Terdengar jerit mengerikan dari mulut Kim Hong Liu-nio ketika dia melihat kekasihnya telah menggeletak tewas dengan kepala pecah! Dia menubruk kekasihhya dan menangis, tidak memperdulikan lagi kepada empat orang musuhnya.

Mundurnya Kim Hong Liu-nio dari pertempuran ini membuat Hek-hiat Mo-li makin lemah dan akhirnya empat orang pendekar itu dapat meloloskan diri dari kepungan dan secepat kilat mereka lenyap dari tempat itu mempergunakan gin-kang dengan loncatan-loncatan jauh.

Hek-hiat Mo-li menyumpah-nyumpah dan malam itu juga nenek ini pergi meninggalkan kota itu, kembali ke utara dengan wajah muram, diikuti muridnya yang menangis sepanjang jalan!

“Sudah, apa perlunya menangis lagi? Engkau kini sudah bukan perawan lagi, dan dia sudah mampus. Di dunia ini masih banyak laki-laki, mengapa kau tangisi seorang laki-laki yang mampus?”

Hek-hiat Mo-li membentak. Bentakan ini membuat Kim Hong Liu-nio menangis makin sedih sehingga gurunya menjadi makin marah dan meninggalkannya. Kim Hong Liu-nio mengikuti gurunya dengan terisak-isak, bersumpah dalam hati untuk mencari jalan membunuh keluarga pendekar yang telah menewaskan kekasihnya itu!

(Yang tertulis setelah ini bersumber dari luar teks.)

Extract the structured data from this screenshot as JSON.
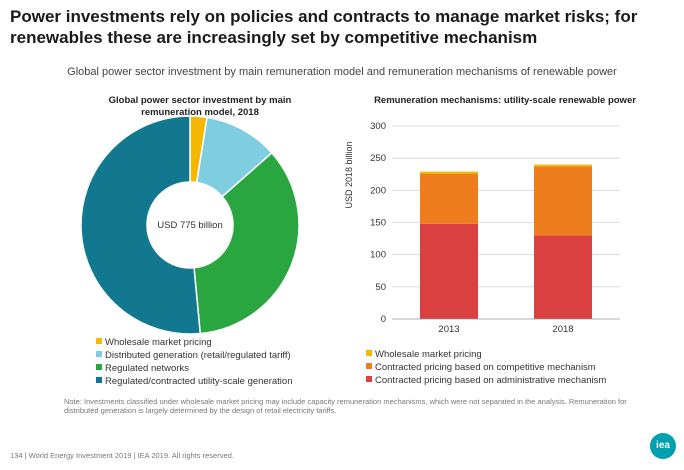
{
  "header": {
    "title": "Power investments rely on policies and contracts to manage market risks; for renewables these are increasingly set by competitive mechanism",
    "subtitle": "Global power sector investment by main remuneration model and remuneration mechanisms of renewable power"
  },
  "chart_data": [
    {
      "type": "pie",
      "title": "Global power sector investment by main remuneration model, 2018",
      "center_label": "USD 775 billion",
      "slices": [
        {
          "label": "Wholesale market pricing",
          "value": 2.5,
          "color": "#f5b800"
        },
        {
          "label": "Distributed generation (retail/regulated tariff)",
          "value": 11,
          "color": "#7fcde0"
        },
        {
          "label": "Regulated networks",
          "value": 35,
          "color": "#2aa640"
        },
        {
          "label": "Regulated/contracted utility-scale generation",
          "value": 51.5,
          "color": "#12788f"
        }
      ],
      "legend_position": "bottom"
    },
    {
      "type": "bar",
      "stacked": true,
      "title": "Remuneration mechanisms: utility-scale renewable power",
      "ylabel": "USD 2018 billion",
      "ylim": [
        0,
        300
      ],
      "yticks": [
        "0",
        "50",
        "100",
        "150",
        "200",
        "250",
        "300"
      ],
      "categories": [
        "2013",
        "2018"
      ],
      "series": [
        {
          "name": "Contracted pricing based on administrative mechanism",
          "values": [
            148,
            130
          ],
          "color": "#d9403f"
        },
        {
          "name": "Contracted pricing based on competitive mechanism",
          "values": [
            78,
            107
          ],
          "color": "#ee7d1e"
        },
        {
          "name": "Wholesale market pricing",
          "values": [
            3,
            3
          ],
          "color": "#f5b800"
        }
      ],
      "legend_order": [
        2,
        1,
        0
      ],
      "legend_position": "bottom"
    }
  ],
  "note": "Note: Investments classified under wholesale market pricing may include capacity remuneration mechanisms, which were not separated in the analysis. Remuneration for distributed generation is largely determined by the design of retail electricity tariffs.",
  "footer": "134 | World Energy Investment 2019 | IEA 2019. All rights reserved.",
  "logo_text": "iea"
}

Dendam, sakit hati, kemarahan dan kebencian meracuni kehidupan manusia. Dari mana timbulnya dendam yang melahirkan kebencian ini? Dendam-mendendam hanya merupakan rangkaian akibat dari tindakan-tindakan kekerasan, permusuhan dan kebencian itu pasti selalu timbul karena pementingan diri sendiri, karena merasa bahwa kesenangan dirinya terganggu oleh orang atau golongan lain.

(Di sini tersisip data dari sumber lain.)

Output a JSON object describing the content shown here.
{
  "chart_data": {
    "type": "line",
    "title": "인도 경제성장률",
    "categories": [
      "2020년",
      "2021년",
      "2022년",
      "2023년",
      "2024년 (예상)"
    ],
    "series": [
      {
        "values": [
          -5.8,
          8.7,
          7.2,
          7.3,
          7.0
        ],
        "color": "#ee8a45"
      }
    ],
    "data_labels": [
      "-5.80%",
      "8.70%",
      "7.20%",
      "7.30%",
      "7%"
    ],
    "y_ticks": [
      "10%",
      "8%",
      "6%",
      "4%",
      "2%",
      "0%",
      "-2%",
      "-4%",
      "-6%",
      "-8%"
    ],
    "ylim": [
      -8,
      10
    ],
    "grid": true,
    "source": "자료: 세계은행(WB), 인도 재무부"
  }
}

Jadi jelaslah bahwa di mana ada pengagungan si aku, di sana pasti timbul tindakan kekerasan yang dianggap sebagai tindakan pembelaan si aku atau pengejaran cita-cita dan kesenangan untuk si aku. Mengejar kesenangan seperti yang dicita-citakan untuk diri sendiri tak dapat tidak menimbulkan tindakan kekerasan terhadap siapa saja yang dianggap merintangi tercapainya kesenangan yang dicita-citakan itu.

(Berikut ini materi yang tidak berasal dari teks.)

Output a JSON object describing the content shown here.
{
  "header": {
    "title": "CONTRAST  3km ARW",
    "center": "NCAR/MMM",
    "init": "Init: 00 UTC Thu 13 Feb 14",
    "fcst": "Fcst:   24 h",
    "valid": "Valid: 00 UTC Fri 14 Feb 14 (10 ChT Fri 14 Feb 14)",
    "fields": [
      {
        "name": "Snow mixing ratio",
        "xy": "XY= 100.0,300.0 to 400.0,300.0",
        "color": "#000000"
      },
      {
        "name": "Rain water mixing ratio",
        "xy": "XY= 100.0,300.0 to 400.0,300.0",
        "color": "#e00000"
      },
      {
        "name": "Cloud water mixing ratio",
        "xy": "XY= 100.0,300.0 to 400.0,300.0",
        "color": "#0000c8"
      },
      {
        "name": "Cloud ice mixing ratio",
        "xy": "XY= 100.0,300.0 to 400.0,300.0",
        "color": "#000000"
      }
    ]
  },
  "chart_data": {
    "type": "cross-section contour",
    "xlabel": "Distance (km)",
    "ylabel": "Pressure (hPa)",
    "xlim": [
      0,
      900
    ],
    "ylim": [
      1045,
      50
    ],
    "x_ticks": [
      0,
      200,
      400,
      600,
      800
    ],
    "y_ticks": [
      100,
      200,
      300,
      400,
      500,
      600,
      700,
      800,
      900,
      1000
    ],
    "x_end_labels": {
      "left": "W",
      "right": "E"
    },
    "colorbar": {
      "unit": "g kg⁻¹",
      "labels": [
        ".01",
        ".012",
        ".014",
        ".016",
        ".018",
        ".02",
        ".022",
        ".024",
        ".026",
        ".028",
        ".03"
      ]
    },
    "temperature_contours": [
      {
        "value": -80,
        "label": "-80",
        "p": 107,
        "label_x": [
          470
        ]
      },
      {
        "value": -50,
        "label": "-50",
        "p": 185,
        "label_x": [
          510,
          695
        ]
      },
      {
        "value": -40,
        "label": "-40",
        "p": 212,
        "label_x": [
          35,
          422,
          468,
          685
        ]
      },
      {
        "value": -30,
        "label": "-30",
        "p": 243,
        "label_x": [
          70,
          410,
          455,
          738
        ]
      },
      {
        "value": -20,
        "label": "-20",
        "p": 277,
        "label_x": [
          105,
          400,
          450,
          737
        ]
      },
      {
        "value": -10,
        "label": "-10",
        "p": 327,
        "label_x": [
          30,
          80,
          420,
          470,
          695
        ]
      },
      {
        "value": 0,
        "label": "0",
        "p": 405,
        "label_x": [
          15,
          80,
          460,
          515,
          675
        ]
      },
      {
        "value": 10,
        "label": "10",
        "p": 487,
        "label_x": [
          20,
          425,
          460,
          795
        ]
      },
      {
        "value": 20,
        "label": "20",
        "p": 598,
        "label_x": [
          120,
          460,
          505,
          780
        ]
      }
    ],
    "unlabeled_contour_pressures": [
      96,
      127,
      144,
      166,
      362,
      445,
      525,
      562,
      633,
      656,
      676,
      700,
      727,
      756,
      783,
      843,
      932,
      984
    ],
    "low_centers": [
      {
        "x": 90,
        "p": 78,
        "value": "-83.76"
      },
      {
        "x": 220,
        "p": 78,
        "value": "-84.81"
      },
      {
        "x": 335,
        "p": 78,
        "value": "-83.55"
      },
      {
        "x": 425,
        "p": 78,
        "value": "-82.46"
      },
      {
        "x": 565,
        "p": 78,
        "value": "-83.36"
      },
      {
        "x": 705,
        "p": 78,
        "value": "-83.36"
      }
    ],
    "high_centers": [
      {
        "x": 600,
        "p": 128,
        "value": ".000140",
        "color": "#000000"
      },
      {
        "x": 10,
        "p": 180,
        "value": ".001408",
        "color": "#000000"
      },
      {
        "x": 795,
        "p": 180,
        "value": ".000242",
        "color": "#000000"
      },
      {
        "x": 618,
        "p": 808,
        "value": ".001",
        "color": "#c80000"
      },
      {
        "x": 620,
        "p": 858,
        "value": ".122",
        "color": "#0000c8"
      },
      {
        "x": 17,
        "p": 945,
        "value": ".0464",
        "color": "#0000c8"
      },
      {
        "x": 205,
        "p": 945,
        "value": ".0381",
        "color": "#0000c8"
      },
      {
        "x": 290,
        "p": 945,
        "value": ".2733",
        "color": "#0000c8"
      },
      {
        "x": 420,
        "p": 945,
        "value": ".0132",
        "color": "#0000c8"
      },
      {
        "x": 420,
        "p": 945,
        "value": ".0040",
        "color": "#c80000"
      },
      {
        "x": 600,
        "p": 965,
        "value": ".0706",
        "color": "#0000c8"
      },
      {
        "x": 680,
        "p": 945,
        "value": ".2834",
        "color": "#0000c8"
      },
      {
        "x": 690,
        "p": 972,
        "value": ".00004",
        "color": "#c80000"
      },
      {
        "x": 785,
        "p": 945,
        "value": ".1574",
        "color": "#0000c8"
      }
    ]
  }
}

Dan semua cita-cita adalah bayangan kesenangan yang diharapkan akan diperoleh, baik kesenangan untuk diri sendiri atau untuk keluargaNya, kelompokNya, bangsaNya dan lain-lain yang kesemuanya hanya merupakan perluasan dan pembesaran daripada si aku juga.

Dan bagaimana terjadinya si aku, baik dalam keadaan tipis maupun tebal, dalam batin kita? Si aku tercipta oleh pikiran yang menimbulkan pengalaman dan ingatan tentang yang menyenangkan dan yang tidak menyenangkan, yang enak dan tidak enak.

Pikiran mengenangkan pengalaman-pengalaman itu, membayangkan semua itu, sehingga timbullah keinginan untuk mengulang yang enak dan membuang yang tidak enak. Begitu pikiran bekerja mengenangkan itu semua, si akupun muncullah. Si aku sebagai pemikir, si aku sebagai yang ingin mengulang, si aku yang ingin menghindarkan yang tidak enak. Makin lama si aku ini makin menebal dan akhirnya manusia menjadi hamba dari nafsu-nafsunya sendiri yang selalu ingin menikmati yang dianggapnya menyenangkan dan menjauhi yang dianggap tidak menyenangkan.